Promoting inclusion at the United Nations
For a second year, our board member Robert Strike is off to New York to talk at the United Nations about making the world a more inclusive place for people with an intellectual disability.
Robert will be attending the eleventh session of the Conference of States Parties (COSP) to the Convention on the Rights of Persons with Disabilities (CRPD), and will be joined by our Quality and Inclusion Manager Rachel Spencer and Information and Inclusion Coordinator Kylee Roberts.
The theme of this year’s COSP is “Leaving no one behind through the full implementation of the CRPD”.
Robert will be leading a panel to talk about the benefits of including people with intellectual disability. He hopes to influence delegates, government bodies, advocacy groups and disability organisations to start thinking more about how to better include people with intellectual disability.
“Organisations need to use Easy Read to make things more accessible for people with an intellectual disability,” Robert says.
“Using pictures with the text makes things easier for me to understand.”
Promoting the use of Easy Read is a passion of Robert’s.

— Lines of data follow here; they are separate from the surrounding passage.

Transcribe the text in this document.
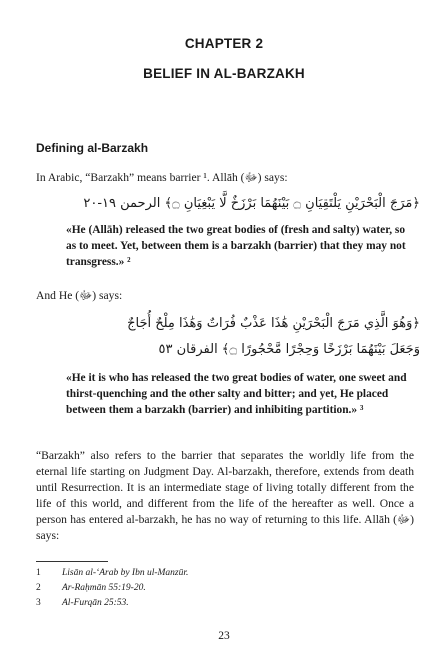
CHAPTER 2
BELIEF IN AL-BARZAKH
Defining al-Barzakh
In Arabic, “Barzakh” means barrier ¹. Allāh (ﷻ) says:
﴿مَرَجَ الْبَحْرَيْنِ يَلْتَقِيَانِ ۝ بَيْنَهُمَا بَرْزَخٌ لَّا يَبْغِيَانِ ۝﴾ الرحمن ١٩-٢٠
«He (Allāh) released the two great bodies of (fresh and salty) water, so as to meet. Yet, between them is a barzakh (barrier) that they may not transgress.» ²
And He (ﷻ) says:
﴿وَهُوَ الَّذِي مَرَجَ الْبَحْرَيْنِ هَٰذَا عَذْبٌ فُرَاتٌ وَهَٰذَا مِلْحٌ أُجَاجٌ
وَجَعَلَ بَيْنَهُمَا بَرْزَخًا وَحِجْرًا مَّحْجُورًا ۝﴾ الفرقان ٥٣
«He it is who has released the two great bodies of water, one sweet and thirst-quenching and the other salty and bitter; and yet, He placed between them a barzakh (barrier) and inhibiting partition.» ³
“Barzakh” also refers to the barrier that separates the worldly life from the eternal life starting on Judgment Day. Al-barzakh, therefore, extends from death until Resurrection. It is an intermediate stage of living totally different from the life of this world, and different from the life of the hereafter as well. Once a person has entered al-barzakh, he has no way of returning to this life. Allāh (ﷻ) says:
1 Lisān al-‘Arab by Ibn ul-Manzūr.
2 Ar-Raḥmān 55:19-20.
3 Al-Furqān 25:53.
23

Easy Read uses plain English, large fonts and images to help people with learning difficulties understand.
Robert will be joined by fellow disability advocates Robert Martin, David King, Jayne Akinyi and Tanya Brown, who will offer their diverse experiences and perspectives on disability rights around the world.
People with intellectual disability are often the most excluded in the community, even within the disability advocacy and rights movement.
The workshop – which will be chaired by Sue Swenson, President-Elect of Inclusion International – will explore the theme of leaving no one behind in implementing the CRPD.
Robert will also talk at the Civil Society Forum about why it is so important to translate documents into Easy Read.
Robert’s personal ‘roadie’ Kylee will support him during the trip. She will look after his emotional wellbeing, help get him to and from New York, and help prepare his speeches to make sure he gets his message across.
“It’s about making the world more accessible for people with intellectual disability,” Kylee says.
“It’s the first time that people with intellectual disability have run their own side event. It’s an amazing achievement.”